The missing plane that saved CNN

CNN has been obsessed with the disappearance of Flight 370, but the ratings show there's method in its madness


You may have noticed a certain theme in recent coverage on the 24-hour news channels… a certain missing airplane and speculation on where it might be. Malaysia’s Flight 370 has been the big story on cable news recently, but nowhere has it been bigger than on CNN. Despite the almost complete lack of information about what happened, CNN made it a semi-permanent story, pre-empting many shows for Flight 370 coverage—mostly consisting of speculation, since there were hardly any facts to go on. By the time the network’s Don Lemon was speculating that the plane might have disappeared into a black hole or was the victim of something “supernatural,” you might have been forgiven for wondering if some kind of craziness was in the air at CNN.

Well, if CNN’s crazy, it’s crazy like a 24-hour fox. Because the tragedy of the lost jetliner has been a joyous occasion for the network, whose ratings have improved dramatically thanks to the story. Bill Carter of the New York Times notes that CNN’s numbers have gone up so dramatically that they’ve actually beaten Fox News a few times during prime time. Three times last week, Anderson Cooper’s 8 p.m. show beat out Fox’s top star, Bill O’Reilly, among viewers aged 25 to 54, the demographic that advertisers pay a premium for on news channels. A senior CNN executive, who may or may not be CNN head Jeff Zucker (the source asked not to be identified, but Zucker is a familiar Carter source from back when he was running NBC), gleefully called it “a tremendous story that is completely in our wheelhouse,” and it seems to be virtually the only kind of story that can make people change the channel to CNN en masse.

CNN’s ratings problems have long been a familiar story: continually crushed by the conservative juggernaut Fox News, it’s also sometimes lost ground to MSNBC and its crop of liberal pundits. CNN has gone through many shows and hosts trying to fix its viewership problems, and nothing has worked. Most recently, CNN canceled its prime-time interview show Piers Morgan Live, a disastrous attempt to make an American news star out of British host tainted by the UK’s phone-hacking scandal. Nothing that has been tried so far by Zucker, or his predecessor, has been able to turn around CNN’s serious disadvantage when it comes to nightly and daily pundit shows.
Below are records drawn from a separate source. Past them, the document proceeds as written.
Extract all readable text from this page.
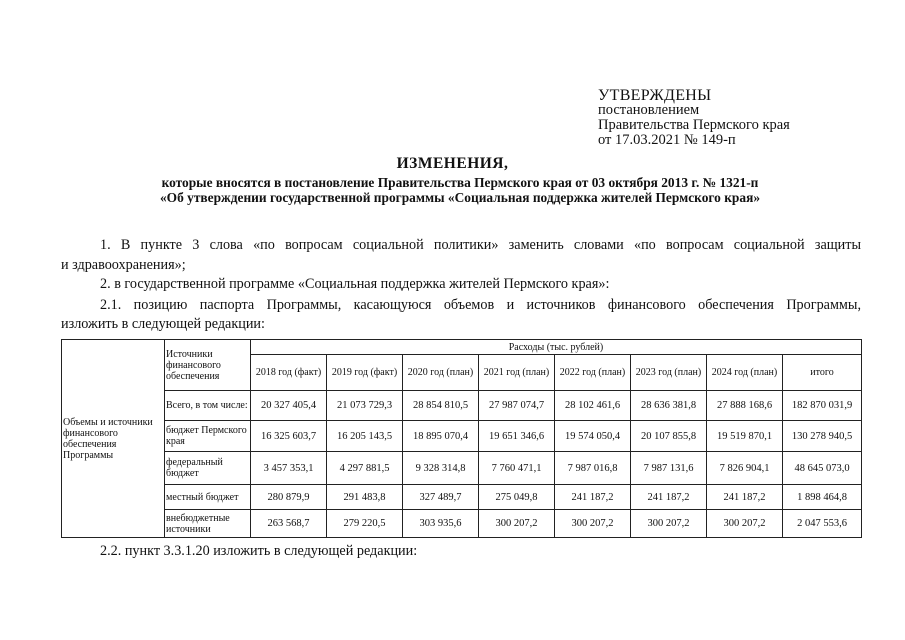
УТВЕРЖДЕНЫ
постановлением
Правительства Пермского края
от 17.03.2021 № 149-п
ИЗМЕНЕНИЯ,
которые вносятся в постановление Правительства Пермского края от 03 октября 2013 г. № 1321-п
«Об утверждении государственной программы «Социальная поддержка жителей Пермского края»
1. В пункте 3 слова «по вопросам социальной политики» заменить словами «по вопросам социальной защиты
и здравоохранения»;
2. в государственной программе «Социальная поддержка жителей Пермского края»:
2.1. позицию паспорта Программы, касающуюся объемов и источников финансового обеспечения Программы,
изложить в следующей редакции:
Объемы и источники финансового обеспечения Программы	Источники финансового обеспечения	Расходы (тыс. рублей)							
		2018 год (факт)	2019 год (факт)	2020 год (план)	2021 год (план)	2022 год (план)	2023 год (план)	2024 год (план)	итого
	Всего, в том числе:	20 327 405,4	21 073 729,3	28 854 810,5	27 987 074,7	28 102 461,6	28 636 381,8	27 888 168,6	182 870 031,9
	бюджет Пермского края	16 325 603,7	16 205 143,5	18 895 070,4	19 651 346,6	19 574 050,4	20 107 855,8	19 519 870,1	130 278 940,5
	федеральный бюджет	3 457 353,1	4 297 881,5	9 328 314,8	7 760 471,1	7 987 016,8	7 987 131,6	7 826 904,1	48 645 073,0
	местный бюджет	280 879,9	291 483,8	327 489,7	275 049,8	241 187,2	241 187,2	241 187,2	1 898 464,8
	внебюджетные источники	263 568,7	279 220,5	303 935,6	300 207,2	300 207,2	300 207,2	300 207,2	2 047 553,6
2.2. пункт 3.3.1.20 изложить в следующей редакции:
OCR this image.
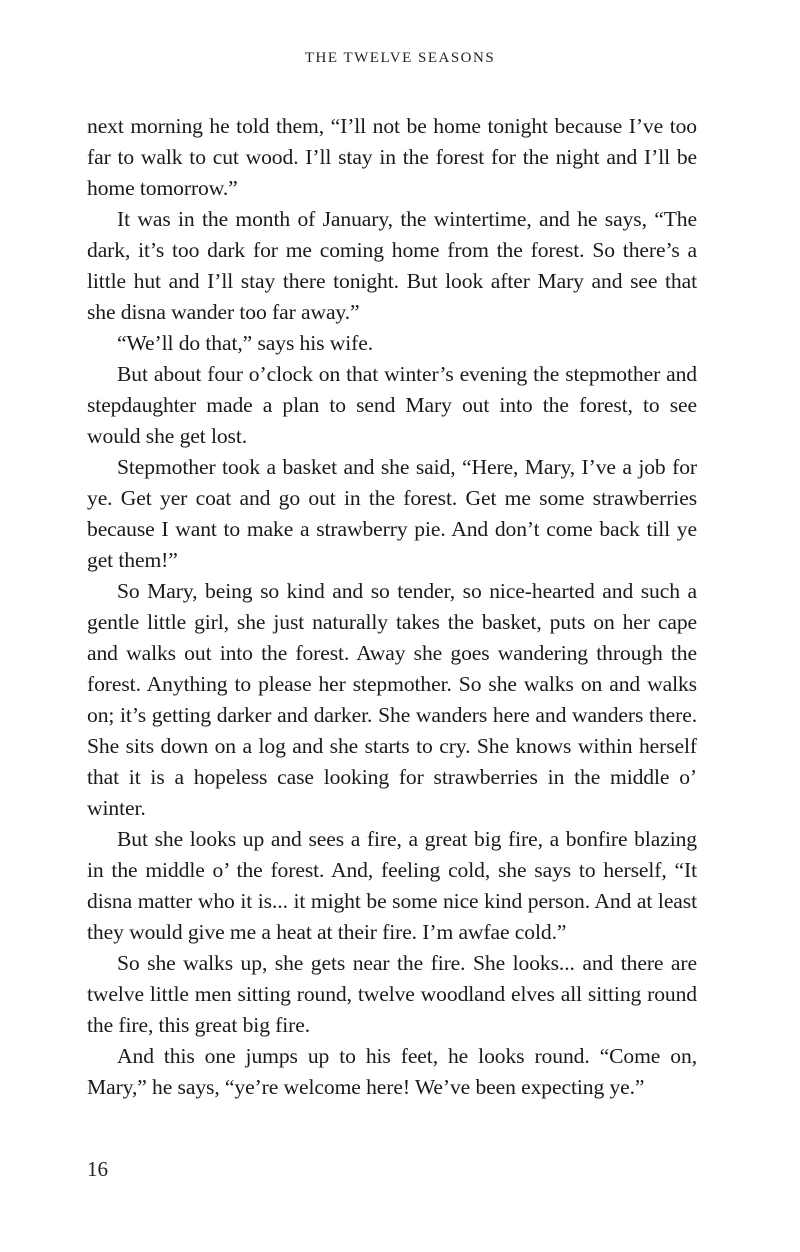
THE TWELVE SEASONS

next morning he told them, “I’ll not be home tonight because I’ve too far to walk to cut wood. I’ll stay in the forest for the night and I’ll be home tomorrow.”

It was in the month of January, the wintertime, and he says, “The dark, it’s too dark for me coming home from the forest. So there’s a little hut and I’ll stay there tonight. But look after Mary and see that she disna wander too far away.”

“We’ll do that,” says his wife.

But about four o’clock on that winter’s evening the stepmother and stepdaughter made a plan to send Mary out into the forest, to see would she get lost.

Stepmother took a basket and she said, “Here, Mary, I’ve a job for ye. Get yer coat and go out in the forest. Get me some strawberries because I want to make a strawberry pie. And don’t come back till ye get them!”

So Mary, being so kind and so tender, so nice-hearted and such a gentle little girl, she just naturally takes the basket, puts on her cape and walks out into the forest. Away she goes wandering through the forest. Anything to please her stepmother. So she walks on and walks on; it’s getting darker and darker. She wanders here and wanders there. She sits down on a log and she starts to cry. She knows within herself that it is a hopeless case looking for strawberries in the middle o’ winter.

But she looks up and sees a fire, a great big fire, a bonfire blazing in the middle o’ the forest. And, feeling cold, she says to herself, “It disna matter who it is... it might be some nice kind person. And at least they would give me a heat at their fire. I’m awfae cold.”

So she walks up, she gets near the fire. She looks... and there are twelve little men sitting round, twelve woodland elves all sitting round the fire, this great big fire.

And this one jumps up to his feet, he looks round. “Come on, Mary,” he says, “ye’re welcome here! We’ve been expecting ye.”

16
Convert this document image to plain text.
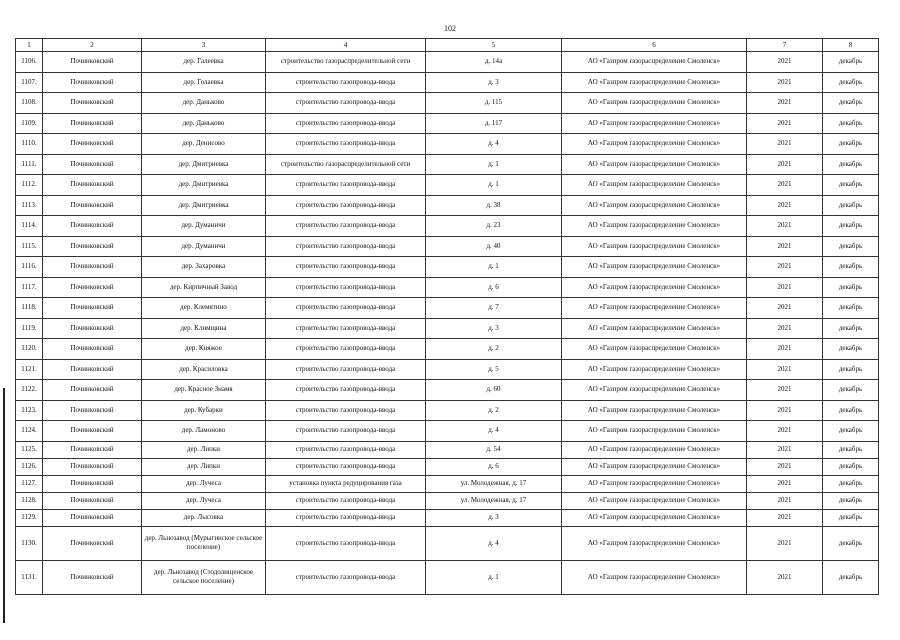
102
1	2	3	4	5	6	7	8
1106.	Починковский	дер. Галеевка	строительство газораспределительной сети	д. 14а	АО «Газпром газораспределение Смоленск»	2021	декабрь
1107.	Починковский	дер. Голаевка	строительство газопровода-ввода	д. 3	АО «Газпром газораспределение Смоленск»	2021	декабрь
1108.	Починковский	дер. Даньково	строительство газопровода-ввода	д. 115	АО «Газпром газораспределение Смоленск»	2021	декабрь
1109.	Починковский	дер. Даньково	строительство газопровода-ввода	д. 117	АО «Газпром газораспределение Смоленск»	2021	декабрь
1110.	Починковский	дер. Денисово	строительство газопровода-ввода	д. 4	АО «Газпром газораспределение Смоленск»	2021	декабрь
1111.	Починковский	дер. Дмитриевка	строительство газораспределительной сети	д. 1	АО «Газпром газораспределение Смоленск»	2021	декабрь
1112.	Починковский	дер. Дмитриевка	строительство газопровода-ввода	д. 1	АО «Газпром газораспределение Смоленск»	2021	декабрь
1113.	Починковский	дер. Дмитриевка	строительство газопровода-ввода	д. 38	АО «Газпром газораспределение Смоленск»	2021	декабрь
1114.	Починковский	дер. Думаничи	строительство газопровода-ввода	д. 23	АО «Газпром газораспределение Смоленск»	2021	декабрь
1115.	Починковский	дер. Думаничи	строительство газопровода-ввода	д. 40	АО «Газпром газораспределение Смоленск»	2021	декабрь
1116.	Починковский	дер. Захаровка	строительство газопровода-ввода	д. 1	АО «Газпром газораспределение Смоленск»	2021	декабрь
1117.	Починковский	дер. Кирпичный Завод	строительство газопровода-ввода	д. 6	АО «Газпром газораспределение Смоленск»	2021	декабрь
1118.	Починковский	дер. Клемятино	строительство газопровода-ввода	д. 7	АО «Газпром газораспределение Смоленск»	2021	декабрь
1119.	Починковский	дер. Климщина	строительство газопровода-ввода	д. 3	АО «Газпром газораспределение Смоленск»	2021	декабрь
1120.	Починковский	дер. Княжое	строительство газопровода-ввода	д. 2	АО «Газпром газораспределение Смоленск»	2021	декабрь
1121.	Починковский	дер. Красиловка	строительство газопровода-ввода	д. 5	АО «Газпром газораспределение Смоленск»	2021	декабрь
1122.	Починковский	дер. Красное Знамя	строительство газопровода-ввода	д. 60	АО «Газпром газораспределение Смоленск»	2021	декабрь
1123.	Починковский	дер. Кубарки	строительство газопровода-ввода	д. 2	АО «Газпром газораспределение Смоленск»	2021	декабрь
1124.	Починковский	дер. Ламоново	строительство газопровода-ввода	д. 4	АО «Газпром газораспределение Смоленск»	2021	декабрь
1125.	Починковский	дер. Липки	строительство газопровода-ввода	д. 54	АО «Газпром газораспределение Смоленск»	2021	декабрь
1126.	Починковский	дер. Липки	строительство газопровода-ввода	д. 6	АО «Газпром газораспределение Смоленск»	2021	декабрь
1127.	Починковский	дер. Лучеса	установка пункта редуцирования газа	ул. Молодежная, д. 17	АО «Газпром газораспределение Смоленск»	2021	декабрь
1128.	Починковский	дер. Лучеса	строительство газопровода-ввода	ул. Молодежная, д. 17	АО «Газпром газораспределение Смоленск»	2021	декабрь
1129.	Починковский	дер. Лысовка	строительство газопровода-ввода	д. 3	АО «Газпром газораспределение Смоленск»	2021	декабрь
1130.	Починковский	дер. Льнозавод (Мурыгинское сельское поселение)	строительство газопровода-ввода	д. 4	АО «Газпром газораспределение Смоленск»	2021	декабрь
1131.	Починковский	дер. Льнозавод (Стодолищенское сельское поселение)	строительство газопровода-ввода	д. 1	АО «Газпром газораспределение Смоленск»	2021	декабрь
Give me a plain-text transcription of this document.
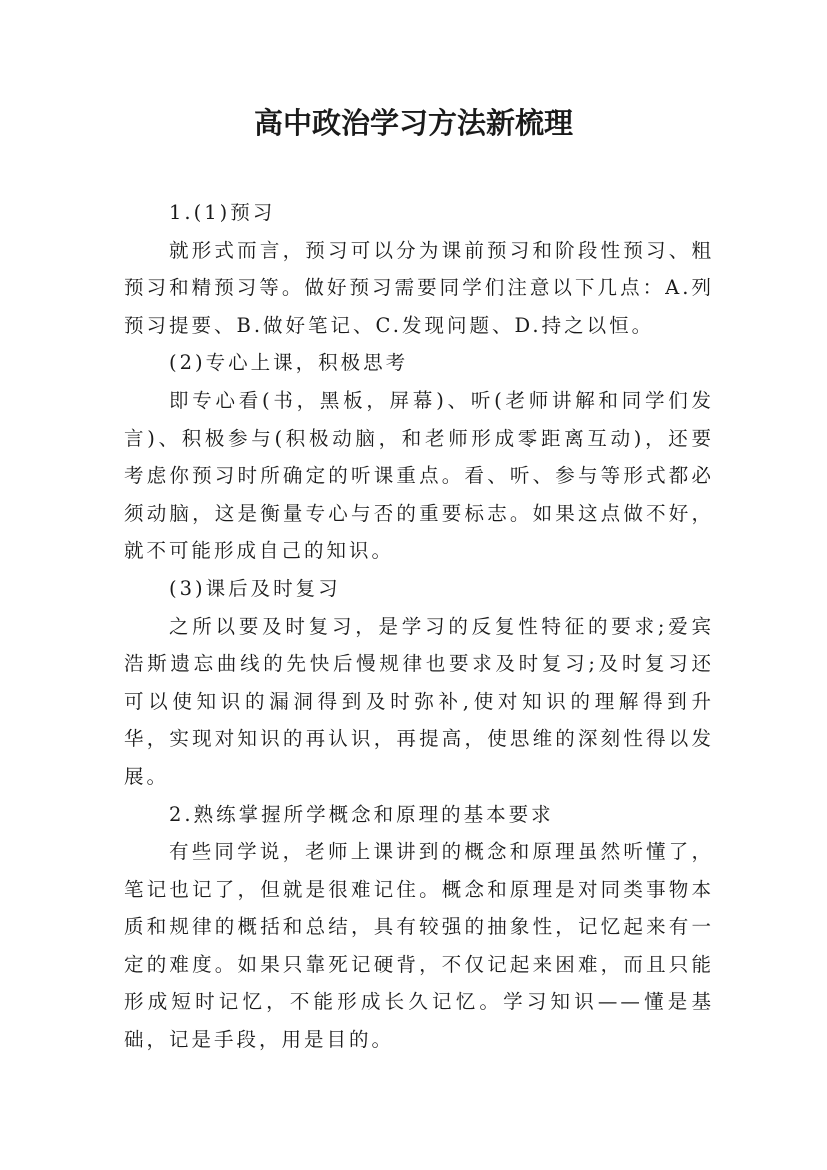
高中政治学习方法新梳理

1.(1)预习

就形式而言，预习可以分为课前预习和阶段性预习、粗预习和精预习等。做好预习需要同学们注意以下几点：A.列预习提要、B.做好笔记、C.发现问题、D.持之以恒。

(2)专心上课，积极思考

即专心看(书，黑板，屏幕)、听(老师讲解和同学们发言)、积极参与(积极动脑，和老师形成零距离互动)，还要考虑你预习时所确定的听课重点。看、听、参与等形式都必须动脑，这是衡量专心与否的重要标志。如果这点做不好，就不可能形成自己的知识。

(3)课后及时复习

之所以要及时复习，是学习的反复性特征的要求;爱宾浩斯遗忘曲线的先快后慢规律也要求及时复习;及时复习还可以使知识的漏洞得到及时弥补,使对知识的理解得到升华，实现对知识的再认识，再提高，使思维的深刻性得以发展。

2.熟练掌握所学概念和原理的基本要求

有些同学说，老师上课讲到的概念和原理虽然听懂了，笔记也记了，但就是很难记住。概念和原理是对同类事物本质和规律的概括和总结，具有较强的抽象性，记忆起来有一定的难度。如果只靠死记硬背，不仅记起来困难，而且只能形成短时记忆，不能形成长久记忆。学习知识——懂是基础，记是手段，用是目的。
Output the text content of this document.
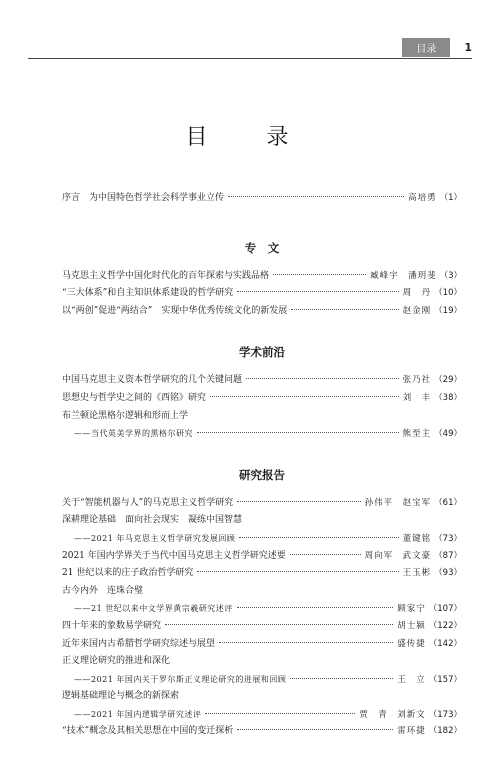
目录	1
目 录
序言　为中国特色哲学社会科学事业立传	高培勇 （1）
专　文
马克思主义哲学中国化时代化的百年探索与实践品格	臧峰宇　潘玥斐 （3）
“三大体系”和自主知识体系建设的哲学研究	周　丹 （10）
以“两创”促进“两结合”　实现中华优秀传统文化的新发展	赵金刚 （19）
学术前沿
中国马克思主义资本哲学研究的几个关键问题	张乃社 （29）
思想史与哲学史之间的《西铭》研究	刘　丰 （38）
布兰顿论黑格尔逻辑和形而上学
——当代英美学界的黑格尔研究	熊至主 （49）
研究报告
关于“智能机器与人”的马克思主义哲学研究	孙伟平　赵宝军 （61）
深耕理论基础　面向社会现实　凝练中国智慧
——2021 年马克思主义哲学研究发展回顾	董键铭 （73）
2021 年国内学界关于当代中国马克思主义哲学研究述要	周向军　武文豪 （87）
21 世纪以来的庄子政治哲学研究	王玉彬 （93）
古今内外　连珠合璧
——21 世纪以来中文学界黄宗羲研究述评	顾家宁 （107）
四十年来的象数易学研究	胡士颍 （122）
近年来国内古希腊哲学研究综述与展望	盛传捷 （142）
正义理论研究的推进和深化
——2021 年国内关于罗尔斯正义理论研究的进展和回顾	王　立 （157）
逻辑基础理论与概念的新探索
——2021 年国内逻辑学研究述评	贾　青　刘新文 （173）
“技术”概念及其相关思想在中国的变迁探析	雷环捷 （182）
But when a big round-the-clock news story breaks, then CNN roars to life like the Godzilla of news. This may be the biggest ratings bump CNN has recently gotten from a major story, but it isn’t the first. Last year, the network was widely mocked for its coverage of the Boston Marathon bombing, and particularly for its false assertion that a suspect had been taken into custody. But it didn’t matter that CNN wasn’t doing the most accurate reporting on the story: its ratings increased by 194 per cent during the coverage of the bombing, compared to a 48 per cent jump for Fox (though that still left Fox in the lead). On a slow news day, people wouldn’t turn on CNN if you paid them—but if a real 24-hour story is happening, those same people all rush to see what CNN is saying.

What can account for this split personality on CNN’s part, between the successful purveyor of big ongoing stories and the brutally unsuccessful network that operates on all the other days of the year? The clue might be in something veteran media analyst Brad Adgate said to Reuters last year: “CNN, despite its ratings woes, is still a destination network for the light and casual news viewers. They have been around longer than anyone else.” The people who follow something like the Flight 370 story may, in many cases, be people who don’t usually watch 24-hour news. But when a story breaks that they’re interested in following all day and all night, CNN is still the place they instinctively go. It has the brand name left over from the Gulf War in the ’90s; it has the resources for doing this kind of saturation coverage. CNN is the first network that comes to mind for this type of story.

But when there isn’t a story this juicy, with this kind of crossover appeal to people who aren’t news junkies, then CNN is lost. It’s on these other days that Fox News really shines. Fox News is built not around news stories but around punditry, and its selection of news often consists of taking an item that isn’t that interesting in itself and funnelling it through the outrage of their pundits and panels. If it’s a slow news day, the rage on Fox News or the policy-wonk nerdiness on MSNBC will make it seem like something outrageous and important is always happening. CNN, with a poor track record hiring pundits and its desire to avoid a partisan slant in its punditry, is out in the cold when it comes to firing up the 365-day-a-year news addicts.

That means CNN’s year-round ratings problem may never be solved, unless Zucker aggressively changes its approach and its lineup of news anchors. Failing that, the network can only hope and pray for something like Malaysia Flight 370 to last as long as possible. But everything ends. The appearance of some leads on possible debris from the plane has already begun to dampen CNN’s coverage; now that it seems more like a conventional plane crash rather than a supernatural mystery, we’re already seeing the reporters devote slightly more time to Ukraine and other such unimportant matters. And when CNN has to bid a reluctant farewell to the plane story, it’ll go back to being the weak link in the 24-hour news chain—until another crossover story breaks, and the sometimes viewers all come running back to CNN again.